I'm working on a draft of a book chapter right now for a volume on interdisciplinarity and academic libraries. The basic idea of my chapter is that digital initiatives are an opportunity for academic libraries to enable interdisciplinary work. One of the points I'm trying to make is that some library digital initiative efforts take a relatively flat and uniform approach to collections that mirrors traditional library collections. Other efforts are more thematic and interpretive in approach and really cross into the realm of digital scholarship.
If you look at a typical academic library's institutional repository or collection of historical images what you see is something very similar to a traditional library catalog or library research database: lots of discreet objects carefully organized in a uniform way with limited ways of interacting with them.
But if you look at some thematic collections like the Homer Multitext project, Hidden Patterns of the Civil War, the St. Gall Monastery Project, the Oregon Explorer or even our own William Stafford Archives you'll see a more interpretative approach to interacting with digital objects, information, and data.
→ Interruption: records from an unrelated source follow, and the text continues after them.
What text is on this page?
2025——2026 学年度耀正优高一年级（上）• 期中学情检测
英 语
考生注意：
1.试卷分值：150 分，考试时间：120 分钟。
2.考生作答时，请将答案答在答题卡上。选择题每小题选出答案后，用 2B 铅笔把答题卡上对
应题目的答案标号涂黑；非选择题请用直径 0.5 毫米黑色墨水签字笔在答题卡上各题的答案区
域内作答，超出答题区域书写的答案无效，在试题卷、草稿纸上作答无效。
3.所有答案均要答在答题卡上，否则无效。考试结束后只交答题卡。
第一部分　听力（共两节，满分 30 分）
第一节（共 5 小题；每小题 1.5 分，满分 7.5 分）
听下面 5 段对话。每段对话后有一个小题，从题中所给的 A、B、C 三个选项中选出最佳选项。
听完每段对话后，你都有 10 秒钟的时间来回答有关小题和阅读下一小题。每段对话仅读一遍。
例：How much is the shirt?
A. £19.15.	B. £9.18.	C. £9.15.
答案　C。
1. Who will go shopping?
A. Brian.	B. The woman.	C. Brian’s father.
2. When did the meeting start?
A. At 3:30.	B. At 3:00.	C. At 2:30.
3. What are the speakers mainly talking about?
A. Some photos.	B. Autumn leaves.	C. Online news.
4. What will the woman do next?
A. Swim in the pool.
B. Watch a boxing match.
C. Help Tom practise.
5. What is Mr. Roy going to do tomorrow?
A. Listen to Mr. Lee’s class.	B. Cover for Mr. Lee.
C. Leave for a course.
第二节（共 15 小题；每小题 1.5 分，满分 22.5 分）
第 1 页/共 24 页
Many institutions that support digital scholarship do it through organizational units outside the library. A configuration where the library handles the collection, organization, and preservation of primary materials and another unit, a digital scholarship center perhaps, creates tools and interfaces for interpretation of those materials is common. University of Richmond follows this model with its library Digital Initiatives unit and its Center for Digital Scholarship.
Things will play out differently depending on the institution, but I think libraries should move into the digital scholarship arena by developing interpretative digital collections. I think this is where we will find compelling projects and opportunities to interact closely with faculty and students.